In fact, exploitative classes will generally draw ideological veils over their own rule. They will attempt to appropriate the past, to present a continuity in institutions which may appear archaic from the outside, but which are actually filled with a new content which corresponds more closely with the new social relations.
Britain certainly has a monarchy - but it is a bourgeois monarchy, an institution which plays an important part in contemporary capitalist society. It is something that the bourgeoisie has subordinated to itself.
The reason is simple. A ruling class that has come to power through revolution is hardly likely to celebrate the fact: after all, you can start giving ideas to other groups in society, in particular the popular classes. Far better that society is presented as unchanging, continuous and unsusceptible to revolutionary transformation.

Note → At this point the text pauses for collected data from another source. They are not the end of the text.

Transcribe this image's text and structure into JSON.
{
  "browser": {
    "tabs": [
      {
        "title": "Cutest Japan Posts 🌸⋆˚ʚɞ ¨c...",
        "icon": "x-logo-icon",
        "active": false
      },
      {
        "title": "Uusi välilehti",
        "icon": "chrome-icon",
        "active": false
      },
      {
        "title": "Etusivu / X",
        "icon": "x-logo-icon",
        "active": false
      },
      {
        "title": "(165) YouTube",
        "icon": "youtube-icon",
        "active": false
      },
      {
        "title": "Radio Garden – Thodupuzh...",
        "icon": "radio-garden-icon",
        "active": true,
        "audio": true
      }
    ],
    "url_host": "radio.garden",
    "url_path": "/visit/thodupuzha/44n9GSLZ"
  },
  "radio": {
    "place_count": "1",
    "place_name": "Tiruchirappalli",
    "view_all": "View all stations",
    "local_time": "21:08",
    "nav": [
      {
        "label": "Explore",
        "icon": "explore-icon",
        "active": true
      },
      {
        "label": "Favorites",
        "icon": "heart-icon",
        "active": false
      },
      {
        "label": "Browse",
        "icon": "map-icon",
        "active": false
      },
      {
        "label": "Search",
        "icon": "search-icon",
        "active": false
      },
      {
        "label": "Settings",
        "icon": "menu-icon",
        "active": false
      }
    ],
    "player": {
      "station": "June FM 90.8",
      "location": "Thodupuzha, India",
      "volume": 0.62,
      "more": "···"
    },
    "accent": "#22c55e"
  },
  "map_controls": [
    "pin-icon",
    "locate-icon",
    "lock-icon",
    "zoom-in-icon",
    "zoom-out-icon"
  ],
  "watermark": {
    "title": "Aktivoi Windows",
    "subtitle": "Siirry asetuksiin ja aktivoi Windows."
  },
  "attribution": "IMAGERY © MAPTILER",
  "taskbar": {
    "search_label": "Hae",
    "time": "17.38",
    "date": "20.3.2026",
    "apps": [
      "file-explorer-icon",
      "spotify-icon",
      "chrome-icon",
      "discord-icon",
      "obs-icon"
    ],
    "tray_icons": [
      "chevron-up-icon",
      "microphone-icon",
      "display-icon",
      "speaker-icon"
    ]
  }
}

The French bourgeoisie celebrates the French Revolution not because of its strength, but because of its weakness. It cannot be in the interests of the ruling class in that country to remind the masses of Jacobin terror - by implication of the Paris Commune ... even of Paris ’68.
Conversely, British society is characterised by many institutions that appear timeless because of the strength of the British capitalist class.
Similarly, the caricature that the bourgeoisie faced an old feudal class, clinging to old out-moded forms of production and society, is simply not true. The basis of aristocratic wealth by the 17th century was not feudal tithes and military conquest, but was capitalistic - this class had transformed itself into a monied class. It prospered hugely under the new society; it was not obliterated by it.
Moribund
The sweep of this thesis is quite huge and has a very impressive body of writing and theorising behind it. By absorbing a version of the theory, the Labour Party can achieve a huge advantage over the Tories. It can appear to have an agenda that transcends the everyday political agenda and which demands - with ‘legitimacy’ - patience, hard work and even a little pain.
The fact that the Tories appear to want to cast themselves as the staid defenders of a status quo that millions of people are manifestly tired of will do them no good at all electorally.
The response of the workers’ movement should be clear. We should have no truck with theories which tell us that socialism is off the agenda until we have tidied up the bourgeois revolution. In fact, the real features of modern capitalism that Nairn, Anderson and their co-thinkers point to are products of the moribund, senile nature of capitalism in this country, not its ‘immaturity’.
The job of the workers’ movement is to consign the system to the waste-bin of history, not be diverted into hopeless schemes to ‘modernise’ a society suffocated by an archaic class - the British imperialist bourgeoisie.